CVE-2026-0055 Overview
CVE-2026-0055 is a path traversal vulnerability [CWE-22] in the Android PackageInstallerService.java component. The flaw resides in the createSessionInternal function, which fails to properly validate directory paths during Device Policy Controller (DPC) update operations. An attacker with local access can exploit this weakness to update a DPC into an invalid directory.
Successful exploitation leads to local escalation of privilege without requiring additional execution privileges or user interaction. The vulnerability affects Google Android versions 14, 15, and 16, including several Android 16 QPR2 beta releases.
Critical Impact
Local privilege escalation through path traversal in the Android package installer, enabling DPC manipulation without user interaction.
Affected Products
- Google Android 14.0
- Google Android 15.0
- Google Android 16.0 (including QPR2 Beta 1, 2, and 3)
Discovery Timeline
- 2026-06-01 - CVE-2026-0055 published to NVD and addressed in the Android Security Bulletin
- 2026-06-02 - Last updated in NVD database
Technical Details for CVE-2026-0055
Vulnerability Analysis
The vulnerability exists in the createSessionInternal method of PackageInstallerService.java, a core Android system service responsible for managing package installation sessions. The function processes path inputs without sufficient validation, allowing path traversal sequences to influence the destination directory used during a Device Policy Controller update.
Device Policy Controllers operate with elevated privileges on Android and govern enterprise management policies. By directing a DPC update into an attacker-controlled or invalid directory, a local actor can subvert package integrity expectations and gain access to privileged operations normally restricted to system-level components.
The flaw requires only local access. No user interaction is needed, and no additional execution privileges are required beyond what a local app context provides. Confidentiality is the primary impact, with privilege escalation enabling access to sensitive system resources.
Root Cause
The root cause is improper limitation of a pathname to a restricted directory [CWE-22]. The createSessionInternal routine accepts a path parameter and uses it during DPC update workflows without canonicalizing the input or rejecting traversal sequences such as ../. This allows the resolved path to escape the intended installation directory.
Attack Vector
A local application invokes the package installer session creation API with a crafted path containing traversal segments. The service then writes or stages the DPC update into a directory outside the expected sandbox. Once the update is processed, the attacker leverages the misplaced DPC artifact to escalate privileges within the local context.

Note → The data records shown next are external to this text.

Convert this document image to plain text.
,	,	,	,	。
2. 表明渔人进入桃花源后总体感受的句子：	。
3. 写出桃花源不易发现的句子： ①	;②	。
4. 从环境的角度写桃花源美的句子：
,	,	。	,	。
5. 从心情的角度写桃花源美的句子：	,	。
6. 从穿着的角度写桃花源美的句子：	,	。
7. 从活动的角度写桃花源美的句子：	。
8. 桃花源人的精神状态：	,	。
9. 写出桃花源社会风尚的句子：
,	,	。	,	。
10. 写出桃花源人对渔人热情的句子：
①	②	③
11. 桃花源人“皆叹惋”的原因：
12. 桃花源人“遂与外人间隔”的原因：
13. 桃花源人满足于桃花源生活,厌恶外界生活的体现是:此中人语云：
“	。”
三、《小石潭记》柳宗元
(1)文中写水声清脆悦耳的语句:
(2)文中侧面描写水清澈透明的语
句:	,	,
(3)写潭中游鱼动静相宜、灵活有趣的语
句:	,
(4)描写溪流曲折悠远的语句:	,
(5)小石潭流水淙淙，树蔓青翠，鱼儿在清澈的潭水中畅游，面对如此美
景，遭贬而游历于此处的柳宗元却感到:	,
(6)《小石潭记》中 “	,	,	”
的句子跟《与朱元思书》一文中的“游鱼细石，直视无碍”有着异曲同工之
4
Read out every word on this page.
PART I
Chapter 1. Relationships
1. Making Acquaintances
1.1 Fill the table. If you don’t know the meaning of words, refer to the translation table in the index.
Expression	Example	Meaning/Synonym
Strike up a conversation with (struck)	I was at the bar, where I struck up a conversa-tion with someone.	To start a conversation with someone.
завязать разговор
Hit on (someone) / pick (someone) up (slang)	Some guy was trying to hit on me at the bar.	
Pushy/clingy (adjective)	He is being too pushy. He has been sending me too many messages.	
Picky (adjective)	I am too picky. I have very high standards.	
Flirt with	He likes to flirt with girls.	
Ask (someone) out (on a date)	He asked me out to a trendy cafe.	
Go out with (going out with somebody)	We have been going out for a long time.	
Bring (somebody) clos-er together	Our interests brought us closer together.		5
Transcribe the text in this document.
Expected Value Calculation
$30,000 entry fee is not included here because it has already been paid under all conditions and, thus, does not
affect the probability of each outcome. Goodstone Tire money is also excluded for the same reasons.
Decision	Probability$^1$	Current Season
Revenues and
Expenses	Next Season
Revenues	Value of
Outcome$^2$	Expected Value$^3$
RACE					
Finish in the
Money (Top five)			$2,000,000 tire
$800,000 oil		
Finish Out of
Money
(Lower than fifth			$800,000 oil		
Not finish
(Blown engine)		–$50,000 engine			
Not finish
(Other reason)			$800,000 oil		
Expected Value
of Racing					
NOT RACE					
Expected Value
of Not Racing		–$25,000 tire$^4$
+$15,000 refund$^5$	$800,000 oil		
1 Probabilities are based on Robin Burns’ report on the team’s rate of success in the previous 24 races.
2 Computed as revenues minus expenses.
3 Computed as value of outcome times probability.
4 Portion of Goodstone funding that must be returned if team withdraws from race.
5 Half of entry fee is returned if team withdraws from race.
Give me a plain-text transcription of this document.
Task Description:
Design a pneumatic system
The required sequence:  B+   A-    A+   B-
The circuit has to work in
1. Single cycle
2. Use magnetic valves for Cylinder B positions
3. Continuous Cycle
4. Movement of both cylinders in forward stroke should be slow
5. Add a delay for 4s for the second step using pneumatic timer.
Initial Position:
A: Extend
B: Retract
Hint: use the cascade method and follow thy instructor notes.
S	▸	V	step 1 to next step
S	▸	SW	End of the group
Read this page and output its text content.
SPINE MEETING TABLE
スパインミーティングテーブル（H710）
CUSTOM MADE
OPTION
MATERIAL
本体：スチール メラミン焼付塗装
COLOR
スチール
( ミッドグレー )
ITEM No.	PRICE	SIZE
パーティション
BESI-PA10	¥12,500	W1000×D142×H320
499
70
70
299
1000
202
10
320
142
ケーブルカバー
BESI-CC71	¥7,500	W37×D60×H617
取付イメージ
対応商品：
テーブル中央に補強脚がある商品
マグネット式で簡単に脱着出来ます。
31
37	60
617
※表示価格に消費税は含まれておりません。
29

See the Android Security Bulletin June 2026 for technical details on the affected component and patch references.
Detection Methods for CVE-2026-0055
Indicators of Compromise
- Unexpected DPC package files staged in directories outside the standard /data/app/ or managed profile paths
- Package installer session logs referencing paths containing ../ traversal sequences
- Anomalous calls to PackageInstaller.Session APIs originating from non-system applications
Detection Strategies
- Monitor logcat output from PackageInstallerService for session creation events with unusual path parameters
- Inspect device administrator and DPC change events for installations not originating from approved enterprise mobility management sources
- Correlate package installer activity with unexpected privilege changes on enrolled devices
Monitoring Recommendations
- Enable enterprise mobile threat defense telemetry to capture DPC update events and package installation sessions
- Audit Android Enterprise managed device fleets for unauthorized DPC replacement attempts
- Track Android security patch level (ro.build.version.security_patch) across the fleet to verify remediation status
How to Mitigate CVE-2026-0055
Immediate Actions Required
- Apply the June 2026 Android security patch level (2026-06-01 or later) to all affected devices
- Prioritize patching for enterprise-managed devices running DPCs, as these are the direct exploitation target
- Restrict sideloading on managed devices by enforcing installation only from trusted sources
Patch Information
Google addressed CVE-2026-0055 in the Android Security Bulletin June 2026. Device manufacturers must integrate the upstream fix and distribute updates to Android 14, 15, and 16 devices. Verify the security patch level under device settings to confirm remediation.
Workarounds
- Limit installation of untrusted applications by disabling unknown source installation in device policies
- Enforce Android Enterprise managed profiles to constrain which applications can invoke package installer APIs
- Apply mobile device management policies that block non-approved DPC changes pending patch deployment
Disclaimer: This content was generated using AI. While we strive for accuracy, please verify critical information with official sources.